L’évêché de Shanghai est vacant depuis la mort de Mgr Jin Luxian en avril 2013. Alors que le Saint-Siège a déclaré que l’évêque auxiliaire de la ville, Ma Daqin, devrait administrer le diocèse, il est assigné à résidence depuis 2012 pour avoir publiquement rejeté la Association patriotique catholique chinoise, l’organisme communiste régissant l’Église locale.

Dans une interview à Vatican News publiée après le renouvellement de l’accord en octobre 2022, le cardinal secrétaire d’État Pietro Parolin a déclaré que le renouvellement de deux ans « concerne principalement des aspects essentiels à la vie quotidienne de l’Église en Chine ».

« Le pape François – avec détermination et patiente prévoyance – a décidé de poursuivre dans cette voie non pas dans l’illusion de trouver la perfection dans les règles humaines, mais dans l’espoir concret de pouvoir assurer aux communautés catholiques chinoises, même dans une telle situation contexte complexe, de l’encadrement de pasteurs dignes et adaptés à la tâche qui leur est confiée », a déclaré Parolin.

« Le but ultime de ce cheminement est que le « petit troupeau » des catholiques chinois progresse dans la possibilité de vivre sereinement et librement sa vie chrétienne, faite d’annonce de l’Evangile, de formation solide, de célébration joyeuse de l’Eucharistie , ainsi qu’un témoin assidu de la charité, afin d’être proche de ceux qui luttent le plus pour faire face à la vie, comme ce fut le cas pendant la période difficile de la pandémie. »

Les critiques de l’accord entre le Vatican et la Chine soutiennent que la nomination de seulement six nouveaux évêques depuis la signature de l’accord est la preuve qu’il ne donne pas les résultats souhaités. Ils soulignent également les restrictions croissantes des libertés religieuses en Chine pour les chrétiens et d’autres groupes minoritaires.

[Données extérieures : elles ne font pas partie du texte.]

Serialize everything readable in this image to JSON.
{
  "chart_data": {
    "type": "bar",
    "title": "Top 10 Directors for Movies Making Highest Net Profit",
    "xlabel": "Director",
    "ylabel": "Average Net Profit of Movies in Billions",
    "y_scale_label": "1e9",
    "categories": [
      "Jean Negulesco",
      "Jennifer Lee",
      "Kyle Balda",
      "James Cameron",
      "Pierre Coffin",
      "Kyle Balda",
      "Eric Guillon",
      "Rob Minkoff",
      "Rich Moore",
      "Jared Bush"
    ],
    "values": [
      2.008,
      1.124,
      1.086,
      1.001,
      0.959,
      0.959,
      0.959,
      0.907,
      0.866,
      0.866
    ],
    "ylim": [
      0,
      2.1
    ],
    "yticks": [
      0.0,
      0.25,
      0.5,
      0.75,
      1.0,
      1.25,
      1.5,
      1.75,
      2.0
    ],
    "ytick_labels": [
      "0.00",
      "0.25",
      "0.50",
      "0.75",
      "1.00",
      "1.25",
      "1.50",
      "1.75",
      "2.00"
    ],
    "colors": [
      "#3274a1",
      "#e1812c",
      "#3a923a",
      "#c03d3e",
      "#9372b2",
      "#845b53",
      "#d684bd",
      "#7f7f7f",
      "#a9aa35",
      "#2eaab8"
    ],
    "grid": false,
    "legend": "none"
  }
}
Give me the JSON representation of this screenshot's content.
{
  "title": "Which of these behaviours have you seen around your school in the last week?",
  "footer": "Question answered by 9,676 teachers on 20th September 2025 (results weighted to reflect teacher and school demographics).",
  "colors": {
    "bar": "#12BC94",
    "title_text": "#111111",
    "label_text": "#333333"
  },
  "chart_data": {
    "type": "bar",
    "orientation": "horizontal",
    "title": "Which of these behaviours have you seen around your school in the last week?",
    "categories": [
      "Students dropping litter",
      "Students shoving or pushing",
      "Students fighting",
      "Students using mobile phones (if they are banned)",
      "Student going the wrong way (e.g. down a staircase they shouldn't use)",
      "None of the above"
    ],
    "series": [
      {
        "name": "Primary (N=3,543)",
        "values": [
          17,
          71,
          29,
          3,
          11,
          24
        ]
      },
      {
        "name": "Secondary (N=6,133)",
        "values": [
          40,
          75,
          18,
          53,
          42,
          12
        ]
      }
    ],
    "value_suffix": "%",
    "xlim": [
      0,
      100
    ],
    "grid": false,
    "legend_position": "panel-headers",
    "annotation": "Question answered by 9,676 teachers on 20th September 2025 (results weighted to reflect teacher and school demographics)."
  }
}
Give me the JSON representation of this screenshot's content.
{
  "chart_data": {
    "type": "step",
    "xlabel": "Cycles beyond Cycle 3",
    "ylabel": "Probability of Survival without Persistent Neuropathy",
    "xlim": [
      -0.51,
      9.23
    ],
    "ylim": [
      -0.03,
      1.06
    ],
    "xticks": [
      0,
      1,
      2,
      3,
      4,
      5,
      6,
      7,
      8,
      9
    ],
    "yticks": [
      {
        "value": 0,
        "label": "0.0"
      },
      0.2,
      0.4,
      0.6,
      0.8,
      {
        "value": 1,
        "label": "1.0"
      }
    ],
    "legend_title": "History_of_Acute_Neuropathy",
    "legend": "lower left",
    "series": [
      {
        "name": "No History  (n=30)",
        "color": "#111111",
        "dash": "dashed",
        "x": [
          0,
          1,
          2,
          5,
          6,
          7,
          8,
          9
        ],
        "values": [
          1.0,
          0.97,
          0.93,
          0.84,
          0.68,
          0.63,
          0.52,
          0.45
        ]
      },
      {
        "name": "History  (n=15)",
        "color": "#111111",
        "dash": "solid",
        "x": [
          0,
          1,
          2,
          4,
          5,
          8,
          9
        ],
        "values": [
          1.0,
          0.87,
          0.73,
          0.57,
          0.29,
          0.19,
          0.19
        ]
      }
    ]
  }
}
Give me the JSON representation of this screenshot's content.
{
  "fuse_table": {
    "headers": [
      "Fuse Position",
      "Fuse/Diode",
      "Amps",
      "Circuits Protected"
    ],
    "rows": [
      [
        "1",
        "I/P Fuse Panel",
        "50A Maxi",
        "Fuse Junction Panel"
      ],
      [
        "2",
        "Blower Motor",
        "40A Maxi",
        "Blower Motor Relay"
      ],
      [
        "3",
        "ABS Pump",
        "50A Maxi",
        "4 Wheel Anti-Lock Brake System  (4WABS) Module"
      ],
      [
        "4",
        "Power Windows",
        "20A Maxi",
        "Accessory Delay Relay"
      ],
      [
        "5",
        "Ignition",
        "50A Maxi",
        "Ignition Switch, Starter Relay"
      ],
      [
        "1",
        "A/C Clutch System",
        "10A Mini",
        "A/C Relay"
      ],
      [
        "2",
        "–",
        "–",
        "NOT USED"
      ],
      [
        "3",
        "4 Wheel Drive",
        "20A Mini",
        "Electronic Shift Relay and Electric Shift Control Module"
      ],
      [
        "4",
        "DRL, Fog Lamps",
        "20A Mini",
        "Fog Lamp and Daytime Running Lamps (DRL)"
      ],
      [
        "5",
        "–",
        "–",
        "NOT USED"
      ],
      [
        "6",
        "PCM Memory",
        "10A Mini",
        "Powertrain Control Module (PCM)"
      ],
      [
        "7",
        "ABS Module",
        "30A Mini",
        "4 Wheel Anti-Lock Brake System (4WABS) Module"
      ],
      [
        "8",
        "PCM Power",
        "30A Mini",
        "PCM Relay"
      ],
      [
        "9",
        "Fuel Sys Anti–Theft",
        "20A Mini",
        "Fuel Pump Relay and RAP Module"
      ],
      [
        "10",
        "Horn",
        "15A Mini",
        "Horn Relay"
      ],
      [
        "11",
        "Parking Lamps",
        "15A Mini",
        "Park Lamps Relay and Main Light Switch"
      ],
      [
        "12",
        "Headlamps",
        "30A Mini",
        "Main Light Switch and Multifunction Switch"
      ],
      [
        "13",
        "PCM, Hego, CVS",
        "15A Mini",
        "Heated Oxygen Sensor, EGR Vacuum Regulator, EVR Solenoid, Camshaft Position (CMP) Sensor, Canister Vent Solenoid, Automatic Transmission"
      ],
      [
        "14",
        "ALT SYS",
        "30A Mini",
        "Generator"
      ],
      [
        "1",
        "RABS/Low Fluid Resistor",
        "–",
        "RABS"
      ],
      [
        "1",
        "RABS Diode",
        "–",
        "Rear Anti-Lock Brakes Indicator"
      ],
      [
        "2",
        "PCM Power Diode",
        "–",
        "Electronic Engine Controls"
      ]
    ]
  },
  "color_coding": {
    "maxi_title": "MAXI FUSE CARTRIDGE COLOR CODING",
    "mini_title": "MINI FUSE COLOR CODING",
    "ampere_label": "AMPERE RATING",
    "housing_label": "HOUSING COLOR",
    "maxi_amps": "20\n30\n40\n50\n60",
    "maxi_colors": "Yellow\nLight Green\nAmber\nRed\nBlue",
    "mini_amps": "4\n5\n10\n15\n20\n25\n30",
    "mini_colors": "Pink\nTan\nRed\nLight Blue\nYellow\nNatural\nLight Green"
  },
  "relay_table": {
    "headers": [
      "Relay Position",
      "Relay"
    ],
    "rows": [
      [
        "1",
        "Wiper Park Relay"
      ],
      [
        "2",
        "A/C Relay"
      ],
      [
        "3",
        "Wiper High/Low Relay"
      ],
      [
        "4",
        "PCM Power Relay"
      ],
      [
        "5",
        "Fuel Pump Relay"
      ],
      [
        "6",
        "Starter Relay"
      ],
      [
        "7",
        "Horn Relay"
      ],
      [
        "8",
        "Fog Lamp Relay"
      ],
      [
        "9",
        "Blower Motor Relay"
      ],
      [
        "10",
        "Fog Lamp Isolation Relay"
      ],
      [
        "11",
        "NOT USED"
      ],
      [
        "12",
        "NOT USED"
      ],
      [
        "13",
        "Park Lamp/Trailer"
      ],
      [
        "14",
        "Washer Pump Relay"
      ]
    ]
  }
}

L’ancien secrétaire d’État américain Mike Pompeo a déclaré en septembre 2020 que les conditions de liberté religieuse pour les catholiques en Chine n’avaient fait qu’empirer au cours des deux années écoulées depuis l’adoption de l’accord.

« Le Vatican met en danger son autorité morale s’il renouvelle l’accord », a déclaré Pompeo tweetéà l’époque.

Le département d’État américain a depuis longtemps répertorié la Chine comme un pays particulièrement préoccupant pour tolérer ou commettre des violations de la liberté religieuse.

Open Doors USA, qui surveille la persécution des chrétiens dans plus de 60 pays, estime que la Chine compte plus de 97 millions de chrétiens, dont beaucoup adorent dans des églises clandestines non enregistrées ou « illégales ».

Les cinq groupes religieux sanctionnés par l’État en Chine sont l’Association bouddhiste de Chine, l’Association taoïste chinoise, l’Association islamique de Chine, le Mouvement patriotique protestant des trois autonomies et l’Association catholique patriotique chinoise.

Même les organisations affiliées aux cinq religions autorisées peuvent faire l’objet d’une surveillance et d’un contrôle.

En 2018, le régime communiste a publié un document intitulé « Politiques et pratiques de la Chine sur la protection de la liberté de croyance religieuse ». Il a déclaré que les communautés religieuses chinoises devraient adhérer à la direction de la localisation de la religion, pratiquer les valeurs fondamentales du socialisme, développer et étendre la belle tradition chinoise et explorer activement la pensée religieuse qui s’accorde avec les circonstances nationales de la Chine.